Physical characteristics
- • location: Lier
- • coordinates: 51°07′53″N 4°34′53″E﻿ / ﻿51.1315°N 4.5813°E
- • location: Rupel
- • coordinates: 51°04′25″N 4°25′12″E﻿ / ﻿51.0735°N 4.4201°E
- Length: 98 km (61 mi) (Nete 13 km, Grote Nete 85 km)
- Basin size: 1,673 km^{2} (646 sq mi)

Basin features
- Progression: Rupel→ Scheldt→ North Sea

= Nete (river) =

The Grote Nete near Heist-op-den-Berg

The Nete (/nl/; Nèthe, /fr/) is a river in northern Belgium, right tributary of the Rupel. It flows through the Belgian province of Antwerp. It is formed in Lier, at the confluence of the rivers Grote Nete and Kleine Nete. It flows through Duffel and joins the river Dijle in Rumst to form the river Rupel. It drains nearly 60% of Antwerp province.

==Grote Nete==
The Grote Nete (Big Nete) river is about 85 km long and has its source near Hechtel in the Belgian province of Limburg. It flows in a western direction along the towns Geel, Westerlo and Heist-op-den-Berg before joining the Kleine Nete in Lier. Its main tributaries are the Molse Nete near Geel, the Grote Laak near Westerlo, and the Wimp near Herenthout.

==Kleine Nete==
The Kleine Nete (Small Nete) river is about 50 km long and has its source near Retie in the Belgian province of Antwerp.
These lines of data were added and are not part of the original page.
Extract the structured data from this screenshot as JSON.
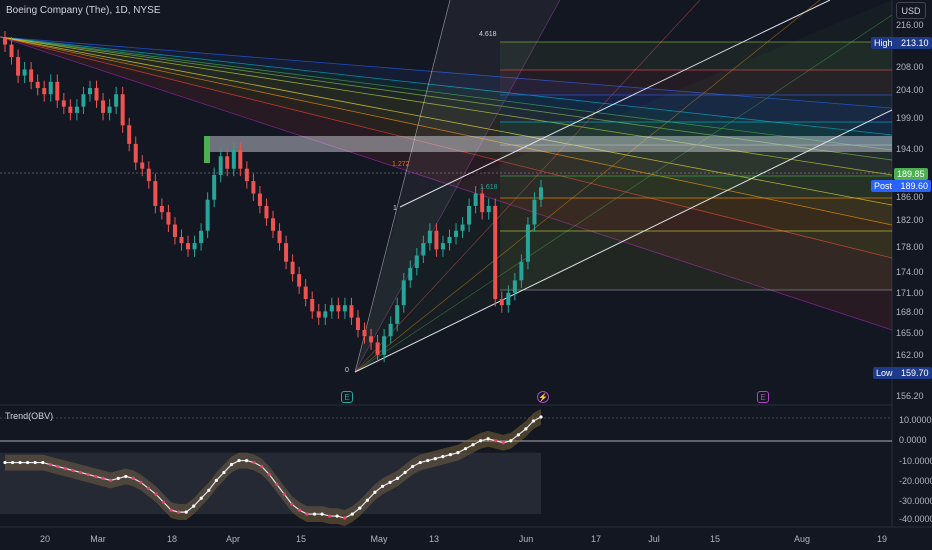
{
  "header": {
    "title": "Boeing Company (The), 1D, NYSE",
    "currency_button": "USD"
  },
  "price_axis": {
    "labels": [
      "216.00",
      "208.00",
      "204.00",
      "199.00",
      "194.00",
      "186.00",
      "182.00",
      "178.00",
      "174.00",
      "171.00",
      "168.00",
      "165.00",
      "162.00",
      "156.20"
    ],
    "high_tag": {
      "label": "High",
      "value": "213.10"
    },
    "last_tag": {
      "value": "189.85"
    },
    "post_tag": {
      "label": "Post",
      "value": "189.60"
    },
    "low_tag": {
      "label": "Low",
      "value": "159.70"
    }
  },
  "obv_axis": {
    "labels": [
      "10.0000",
      "0.0000",
      "-10.0000",
      "-20.0000",
      "-30.0000",
      "-40.0000"
    ]
  },
  "time_axis": {
    "labels": [
      "20",
      "Mar",
      "18",
      "Apr",
      "15",
      "May",
      "13",
      "Jun",
      "17",
      "Jul",
      "15",
      "Aug",
      "19"
    ]
  },
  "indicator": {
    "title": "Trend(OBV)"
  },
  "events": {
    "earnings": "E",
    "dividend": "E",
    "split": "⚡"
  },
  "fib_labels": {
    "top": "4.618",
    "mid": "1.618",
    "l1": "1",
    "l1272": "1.272",
    "zero": "0",
    "one": "1"
  },
  "colors": {
    "bg": "#131722",
    "up": "#26a69a",
    "down": "#ef5350",
    "high_tag": "#1e3a8a",
    "last_tag": "#4caf50",
    "post_tag": "#2962ff"
  },
  "chart_data": {
    "type": "candlestick",
    "symbol": "Boeing Company (The)",
    "interval": "1D",
    "exchange": "NYSE",
    "ylim": [
      156,
      217
    ],
    "last_price": 189.85,
    "post_price": 189.6,
    "high": 213.1,
    "low": 159.7,
    "closes": [
      213,
      211,
      208,
      209,
      207,
      206,
      205,
      207,
      204,
      203,
      202,
      203,
      205,
      206,
      204,
      202,
      203,
      205,
      200,
      197,
      194,
      193,
      191,
      187,
      186,
      184,
      182,
      181,
      180,
      181,
      183,
      188,
      192,
      195,
      193,
      196,
      193,
      191,
      189,
      187,
      185,
      183,
      181,
      178,
      176,
      174,
      172,
      170,
      169,
      170,
      171,
      170,
      171,
      169,
      167,
      166,
      165,
      163,
      166,
      168,
      171,
      175,
      177,
      179,
      181,
      183,
      180,
      181,
      182,
      183,
      184,
      187,
      189,
      186,
      187,
      172,
      171,
      173,
      175,
      178,
      184,
      188,
      190
    ],
    "obv_trend": [
      -12,
      -12,
      -12,
      -12,
      -12,
      -12,
      -13,
      -14,
      -15,
      -16,
      -17,
      -18,
      -19,
      -20,
      -21,
      -20,
      -19,
      -20,
      -22,
      -25,
      -28,
      -32,
      -36,
      -37,
      -37,
      -34,
      -30,
      -26,
      -21,
      -17,
      -13,
      -11,
      -11,
      -12,
      -14,
      -18,
      -23,
      -28,
      -33,
      -36,
      -38,
      -38,
      -38,
      -39,
      -39,
      -40,
      -38,
      -35,
      -31,
      -27,
      -24,
      -22,
      -20,
      -17,
      -14,
      -12,
      -11,
      -10,
      -9,
      -8,
      -7,
      -5,
      -3,
      -1,
      0,
      -1,
      -2,
      -1,
      2,
      5,
      9,
      11
    ]
  }
}
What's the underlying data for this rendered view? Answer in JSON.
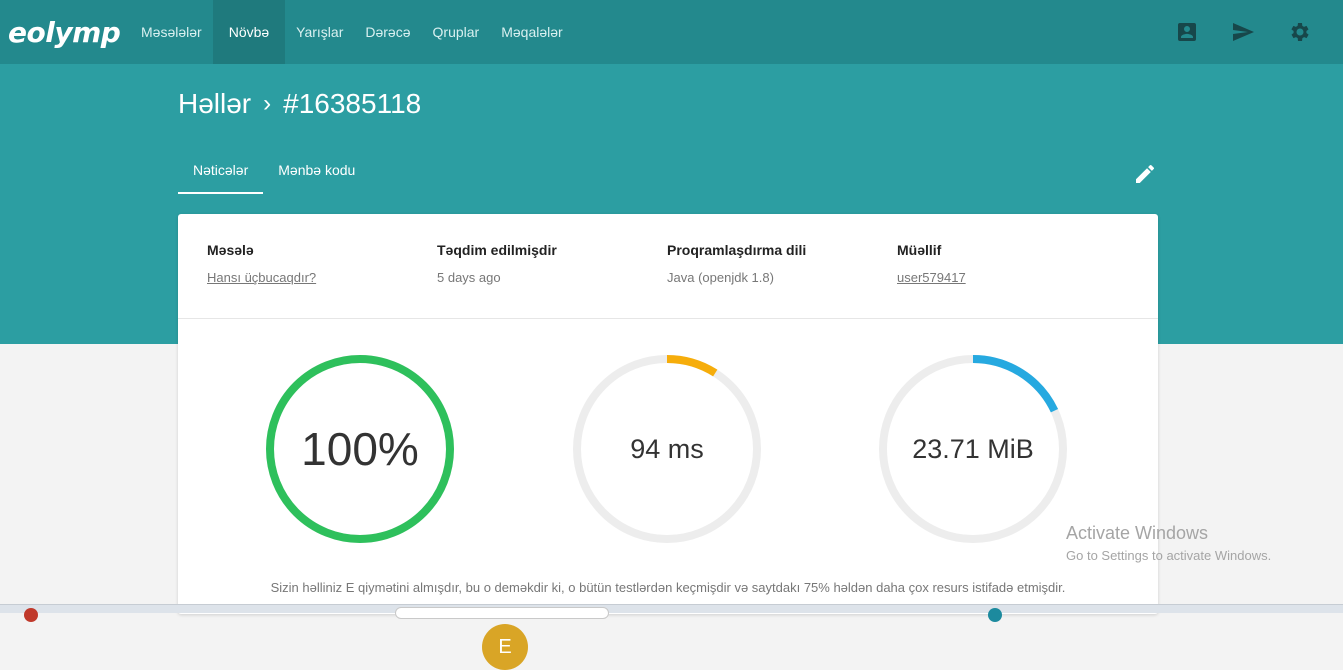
{
  "nav": {
    "logo": "eolymp",
    "items": [
      {
        "label": "Məsələlər",
        "active": false
      },
      {
        "label": "Növbə",
        "active": true
      },
      {
        "label": "Yarışlar",
        "active": false
      },
      {
        "label": "Dərəcə",
        "active": false
      },
      {
        "label": "Qruplar",
        "active": false
      },
      {
        "label": "Məqalələr",
        "active": false
      }
    ],
    "icons": [
      "account-box-icon",
      "send-icon",
      "settings-icon"
    ]
  },
  "breadcrumb": {
    "parent": "Həllər",
    "separator": "›",
    "current": "#16385118"
  },
  "tabs": [
    {
      "label": "Nəticələr",
      "active": true
    },
    {
      "label": "Mənbə kodu",
      "active": false
    }
  ],
  "meta": {
    "problem": {
      "label": "Məsələ",
      "value": "Hansı üçbucaqdır?"
    },
    "submitted": {
      "label": "Təqdim edilmişdir",
      "value": "5 days ago"
    },
    "language": {
      "label": "Proqramlaşdırma dili",
      "value": "Java (openjdk 1.8)"
    },
    "author": {
      "label": "Müəllif",
      "value": "user579417"
    }
  },
  "results": {
    "score": {
      "text": "100%",
      "fraction": 1.0,
      "color": "#2ec05c"
    },
    "grade": {
      "text": "E",
      "color": "#d9a526"
    },
    "time": {
      "text": "94 ms",
      "fraction": 0.09,
      "color": "#f6ad0b"
    },
    "memory": {
      "text": "23.71 MiB",
      "fraction": 0.18,
      "color": "#26a9e0"
    },
    "track_color": "#ededed",
    "summary": "Sizin həlliniz E qiymətini almışdır, bu o deməkdir ki, o bütün testlərdən keçmişdir və saytdakı 75% həldən daha çox resurs istifadə etmişdir."
  },
  "watermark": {
    "title": "Activate Windows",
    "subtitle": "Go to Settings to activate Windows."
  }
}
North of the Grote Nete flows in south-western direction along the towns Herentals and Nijlen before joining the Grote Nete in Lier. Tributaries, all coming from the North, include the Wamp near Kasterlee, the Aa near Grobbendonk, and the Molenbeek-Bollaak near Nijlen.

==History==
During the French occupation of the Southern Netherlands (1792–1815) there was a département named after the river Nete, see Deux-Nèthes.

==Natural landscapes==
In the valley of the Grote Nete lies the Scheps natural landscape, between Olmen and Scheps.